The Committee on Foreign Investment in the U.S. is closely monitoring Chinese investors who are trying to take advantage of struggling U.S. companies, trade lawyers said. CFIUS is also focusing on the semiconductor sector, where Chinese entities are hoping to evade recent U.S. rules that impose more strict license restrictions on sales of semiconductors and other technology to China and Huawei (see 2005150058), the lawyers said.
Any future Section 301 exclusion renewals will only last until the end of the year, U.S. Trade Representative Robert Lighthizer told the House Ways and Means Committee as he testified June 17 about the administration's trade agenda, adding that “they will decide what happens after that.”
Amid rising U.S.-China technology competition, Congress will continue to push for increased restrictions on inbound Chinese investment, said Rep. Darin LaHood, R-Ill. LaHood also said the Trump administration -- which has experienced success using tariffs and export controls to gain ground in trade negotiations -- will likely continue to leverage those measures, particularly against China.
Senate Finance Committee Chairman Chuck Grassley, R-Iowa, rejected a compromise position that the United Kingdom reportedly is considering -- ending its ban on U.S. hormone-treated beef and chlorinated chicken, but taxing those imports, and letting food that meets U.K. standards in without a duty. He said the British negotiators believe that this bifurcated approach will encourage U.S. producers to “change our farming practices. But it’s another way of being very protectionist,” he told reporters on a June 16 call. “Agriculture's going to be tough,” he said.

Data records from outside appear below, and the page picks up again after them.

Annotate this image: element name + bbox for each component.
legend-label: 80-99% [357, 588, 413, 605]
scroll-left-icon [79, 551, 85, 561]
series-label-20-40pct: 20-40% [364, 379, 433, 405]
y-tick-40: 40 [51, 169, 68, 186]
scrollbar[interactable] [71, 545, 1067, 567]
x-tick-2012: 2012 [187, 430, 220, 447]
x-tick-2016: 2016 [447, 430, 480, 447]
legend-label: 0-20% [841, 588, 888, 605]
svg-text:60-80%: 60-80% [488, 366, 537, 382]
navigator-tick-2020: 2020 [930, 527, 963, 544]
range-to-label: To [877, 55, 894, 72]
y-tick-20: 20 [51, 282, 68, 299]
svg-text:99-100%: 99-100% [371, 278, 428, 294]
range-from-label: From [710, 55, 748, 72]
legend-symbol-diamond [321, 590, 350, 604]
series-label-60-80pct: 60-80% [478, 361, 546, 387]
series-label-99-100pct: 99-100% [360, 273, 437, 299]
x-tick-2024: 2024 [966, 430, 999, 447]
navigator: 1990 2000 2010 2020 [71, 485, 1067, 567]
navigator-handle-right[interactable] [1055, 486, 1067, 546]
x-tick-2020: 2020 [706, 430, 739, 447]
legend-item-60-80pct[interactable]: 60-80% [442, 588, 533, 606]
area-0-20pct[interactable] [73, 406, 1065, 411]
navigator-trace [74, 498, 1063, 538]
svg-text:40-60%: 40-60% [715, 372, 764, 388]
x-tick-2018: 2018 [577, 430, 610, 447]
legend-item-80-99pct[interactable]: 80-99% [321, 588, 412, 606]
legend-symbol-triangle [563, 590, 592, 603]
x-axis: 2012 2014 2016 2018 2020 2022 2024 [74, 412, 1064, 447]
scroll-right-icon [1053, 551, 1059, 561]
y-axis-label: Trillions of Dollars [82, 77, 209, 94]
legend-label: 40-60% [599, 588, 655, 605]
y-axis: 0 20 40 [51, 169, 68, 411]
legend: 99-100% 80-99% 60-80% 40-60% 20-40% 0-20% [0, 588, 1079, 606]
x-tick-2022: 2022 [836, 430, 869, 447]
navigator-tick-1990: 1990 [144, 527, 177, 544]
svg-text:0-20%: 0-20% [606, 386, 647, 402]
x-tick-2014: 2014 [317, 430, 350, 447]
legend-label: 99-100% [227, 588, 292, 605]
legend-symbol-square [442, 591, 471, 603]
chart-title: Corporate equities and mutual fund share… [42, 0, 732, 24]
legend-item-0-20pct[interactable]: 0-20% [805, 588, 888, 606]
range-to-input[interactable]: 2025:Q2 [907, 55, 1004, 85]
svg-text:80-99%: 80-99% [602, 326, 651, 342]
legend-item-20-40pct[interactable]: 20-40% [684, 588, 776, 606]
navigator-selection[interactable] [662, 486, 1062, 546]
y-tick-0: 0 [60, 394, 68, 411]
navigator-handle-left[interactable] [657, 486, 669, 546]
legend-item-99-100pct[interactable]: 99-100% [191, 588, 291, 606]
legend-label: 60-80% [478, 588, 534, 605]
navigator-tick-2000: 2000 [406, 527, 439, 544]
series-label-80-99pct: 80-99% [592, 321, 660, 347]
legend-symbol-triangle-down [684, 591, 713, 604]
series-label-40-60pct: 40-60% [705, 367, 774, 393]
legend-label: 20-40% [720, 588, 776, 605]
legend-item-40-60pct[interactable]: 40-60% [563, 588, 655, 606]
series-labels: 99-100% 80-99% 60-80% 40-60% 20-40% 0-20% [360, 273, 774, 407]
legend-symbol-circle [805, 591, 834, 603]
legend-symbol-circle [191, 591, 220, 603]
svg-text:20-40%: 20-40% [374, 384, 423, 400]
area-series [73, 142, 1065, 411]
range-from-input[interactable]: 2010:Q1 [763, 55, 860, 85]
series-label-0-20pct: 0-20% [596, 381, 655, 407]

House Speaker Nancy Pelosi, D-Calif., named two labor activists to the Independent Mexico Labor Expert Board: Cathy Feingold, director of the AFL-CIO international department, and Fred Ross, founder of Neighbor to Neighbor, a grassroots labor rights advocacy group. The 12-member board, established under the U.S.-Mexico-Canada Agreement, will monitor Mexico's implementation of its labor law revisions. The Senate and House majority and minority leaders will each appoint two members, and the Office of the U.S. Trade Representative's Labor Advisory Committee will select four. Members serve six-year terms.
Sudan urged the U.N. Security Council to lift sanctions on the country, saying current sanctions are worsening the impacts of the COVID-19 pandemic, a June 9 news release said. At the very least, the U.N. should establish “clear, well-identified and measurable benchmarks” for lifting the sanctions, a Sudan representative said. U.N. officials said the country is still marred by violence and sanctions are justified. “It is not to punish Sudan, but to support and achieve sustainable peace,” the Sudan Sanctions Committee chair, Estonian ambassador to the U.N. Sven Jurgenson, said in a report to the Security Council.
The negotiations toward a U.S.-United Kingdom trade agreement, which are happening online, are starting with the commonalities, but Britain's North American trade commissioner and consul general in New York said he thinks they will be able to find a way forward even on the sensitive issues in agriculture.
Lawmakers introduced legislation this week to incentivize U.S. semiconductor manufacturing and provide more federal support for research and development. The bill includes refundable investment tax credits, a $10 billion federal match system to match state and local incentives, and the establishment of a new semiconductor program within the Commerce Department.
Rep. Suzan DelBene, a House Ways and Means Committee member who also leads on trade in the New Democrats, said she's worried that the participation of “so many countries” at the World Trade Organization in e-commerce talks -- including China -- will mean that the result will not be a high-standard agreement.
A foreign investment review bill being considered by the United Kingdom will significantly expand the number of transactions subject to reviews and create greater due diligence requirements for U.K. companies, trade lawyers said. As more countries aim to increase their foreign investment screening, particularly the U.S. (see 2005200032), the U.K. is hoping to better protect its industry from trade theft and national security threats, the lawyers said.